Royal Bank of Canada (RBC) has agreed to pay a $6m penalty to resolve the Securities and Exchange Commission (SEC) charges related to internal accounting controls violations.
According to the SEC, RBC violated the internal accounting controls and books and records provisions of the Securities Exchange Act of 1934.
The US securities watchdog found that between 2008 and 2020, the Canadian lender failed to accurately account for the costs of its internally developed software project.
The bank, for a part of its internally developed software projects, applied a single rate to determine the extent of cost capitalisation of the project.
It has failed to employ a reliable method for determining the applicable rate, to distinguish between capitalisable and noncapitalisable costs.
By using the same capitalisation rate each year without a proper basis, RBC capitalised on certain costs that were not eligible under the appropriate accounting methodology.

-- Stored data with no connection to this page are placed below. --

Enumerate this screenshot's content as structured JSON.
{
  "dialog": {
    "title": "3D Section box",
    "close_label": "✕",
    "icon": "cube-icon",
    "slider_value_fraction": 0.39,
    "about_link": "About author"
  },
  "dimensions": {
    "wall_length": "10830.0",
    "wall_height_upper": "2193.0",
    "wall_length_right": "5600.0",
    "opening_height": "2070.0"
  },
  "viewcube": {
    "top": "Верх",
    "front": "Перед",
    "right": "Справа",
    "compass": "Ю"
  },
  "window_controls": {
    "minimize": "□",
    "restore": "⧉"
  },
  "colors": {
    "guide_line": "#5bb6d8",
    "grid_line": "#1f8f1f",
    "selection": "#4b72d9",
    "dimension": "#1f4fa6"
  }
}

The Canadian lender, without admitting or denying the SEC findings, has agreed to cease and desist from committing or causing any violations or any future violations of these provisions.
SEC considered the bank’s remedial measures to accept the settlement.
The SEC investigation was conducted by Norman Ostrove, under the supervision of Julia Green, Scott Thompson, and Grippo, from the Philadelphia Regional Office.
The SEC personnel were assisted by the Ontario Securities Commission (OSC) and Quebec’s Autorité des Marchés Financiers (AMF).
SEC Philadelphia Regional Office regional director Nicholas Grippo said: “Royal Bank of Canada had longstanding internal accounting control deficiencies that it failed to adequately address.
“Properly functioning internal accounting controls are a front-line defence and help ensure accurate financial disclosures, the backbone of our capital markets.”
In September this year, RBC secured the Canadian Competition Bureau’s approval for its C$13.5bn ($10bn) acquisition of HSBC’s banking business in Canada (HSBC Canada).
The Canadian competition watchdog said that the acquisition is not expected to contribute to a significant reduction or prevention of competition.